The sheriffs have different methods on how the case should be solved, Alden follows his instincts, while Porter takes a more methodical approach. Alden crosses the county line while pursuing a person of interest, bringing their hostilities to a head. Another lawyer turns up dead in mysterious circumstances, the trail taking an unexpected and dangerous turn. Sheriffs Rockwell and Porter must find a way of working together to solve the case.

==Cast==
- Tom Wopat as Alden Rockwell
- Kelsey Crane as Joanne Porter
- Denim Richards as Dante Hill
- Patricia Richardson as Maddie
- Abbi Butler as Ember Rockwell
- William Shockley as Sam Tate
- Brett Rice as Hugh Jenkins
- Ric Reitz as Zack Van Zant

==Production & release==
Production on the sequel to County Line was announced in 2021, with filming taking place in Wilmington, North Carolina. Governor Roy Cooper included County Line: All In as part of his announcement recognizing the growing film production industry in the state.

In May 2022, Imagicomm Entertainment released the first official trailer for the film.

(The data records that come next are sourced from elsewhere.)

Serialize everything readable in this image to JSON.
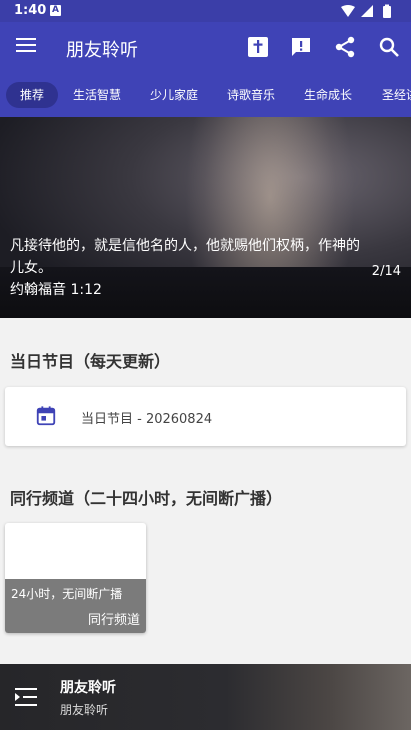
{
  "status": {
    "time": "1:40",
    "notif": "A"
  },
  "app_bar": {
    "title": "朋友聆听"
  },
  "tabs": [
    {
      "label": "推荐",
      "active": true
    },
    {
      "label": "生活智慧",
      "active": false
    },
    {
      "label": "少儿家庭",
      "active": false
    },
    {
      "label": "诗歌音乐",
      "active": false
    },
    {
      "label": "生命成长",
      "active": false
    },
    {
      "label": "圣经讲",
      "active": false
    }
  ],
  "hero": {
    "verse": "凡接待他的，就是信他名的人，他就赐他们权柄，作神的儿女。",
    "reference": "约翰福音 1:12",
    "counter": "2/14"
  },
  "daily": {
    "section_title": "当日节目（每天更新）",
    "card_label": "当日节目 - 20260824"
  },
  "channels": {
    "section_title": "同行频道（二十四小时，无间断广播）",
    "card_desc": "24小时，无间断广播",
    "card_name": "同行频道"
  },
  "player": {
    "title": "朋友聆听",
    "subtitle": "朋友聆听"
  },
  "colors": {
    "primary": "#3f43b6",
    "status_bar": "#3b3ea8",
    "tab_active": "#2f3290",
    "calendar_icon": "#3f43b6"
  }
}
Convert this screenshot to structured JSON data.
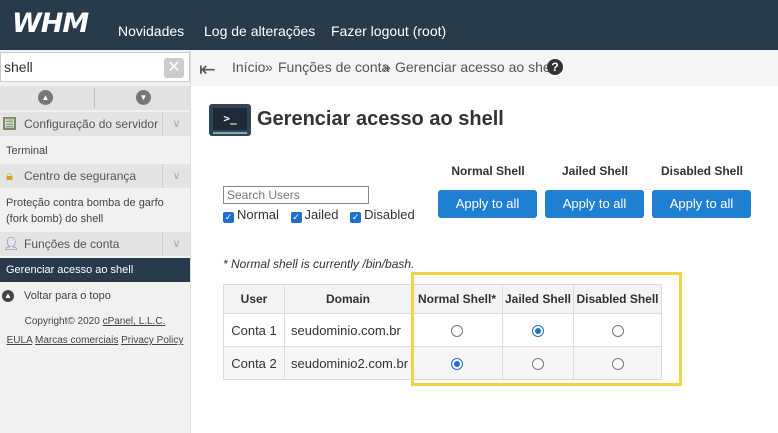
{
  "header": {
    "logo": "WHM",
    "nav": [
      "Novidades",
      "Log de alterações",
      "Fazer logout (root)"
    ]
  },
  "sidebar": {
    "search_value": "shell",
    "clear_label": "✕",
    "categories": [
      {
        "label": "Configuração do servidor",
        "icon": "server-icon"
      },
      {
        "label": "Centro de segurança",
        "icon": "lock-icon"
      },
      {
        "label": "Funções de conta",
        "icon": "user-icon"
      }
    ],
    "items": {
      "terminal": "Terminal",
      "fork_bomb": "Proteção contra bomba de garfo (fork bomb) do shell",
      "manage_shell": "Gerenciar acesso ao shell"
    },
    "back_to_top": "Voltar para o topo",
    "copyright": "Copyright© 2020",
    "copyright_link": "cPanel, L.L.C.",
    "footer_links": [
      "EULA",
      "Marcas comerciais",
      "Privacy Policy"
    ]
  },
  "breadcrumb": {
    "home": "Início",
    "sep": "»",
    "section": "Funções de conta",
    "current": "Gerenciar acesso ao shell",
    "help": "?"
  },
  "page": {
    "title": "Gerenciar acesso ao shell",
    "terminal_glyph": ">_",
    "search_placeholder": "Search Users",
    "filters": [
      "Normal",
      "Jailed",
      "Disabled"
    ],
    "shell_columns": [
      {
        "header": "Normal Shell",
        "button": "Apply to all"
      },
      {
        "header": "Jailed Shell",
        "button": "Apply to all"
      },
      {
        "header": "Disabled Shell",
        "button": "Apply to all"
      }
    ],
    "note": "* Normal shell is currently /bin/bash."
  },
  "table": {
    "headers": [
      "User",
      "Domain",
      "Normal Shell*",
      "Jailed Shell",
      "Disabled Shell"
    ],
    "rows": [
      {
        "user": "Conta 1",
        "domain": "seudominio.com.br",
        "selected": "jailed"
      },
      {
        "user": "Conta 2",
        "domain": "seudominio2.com.br",
        "selected": "normal"
      }
    ]
  },
  "colors": {
    "topbar": "#293a4a",
    "button": "#1f80d3",
    "highlight": "#f0d443"
  }
}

The film aired on American television on INSP on November 19, 2022.

==Reception==
ActionReloaded gave the film a positive review, stating "County Line: All In is a fun movie that has a strong family dynamic." The Dove Foundation, which rates films based on family friendliness, gave the film 4/5 for integrity, but received negative marks for violence & drug-related content.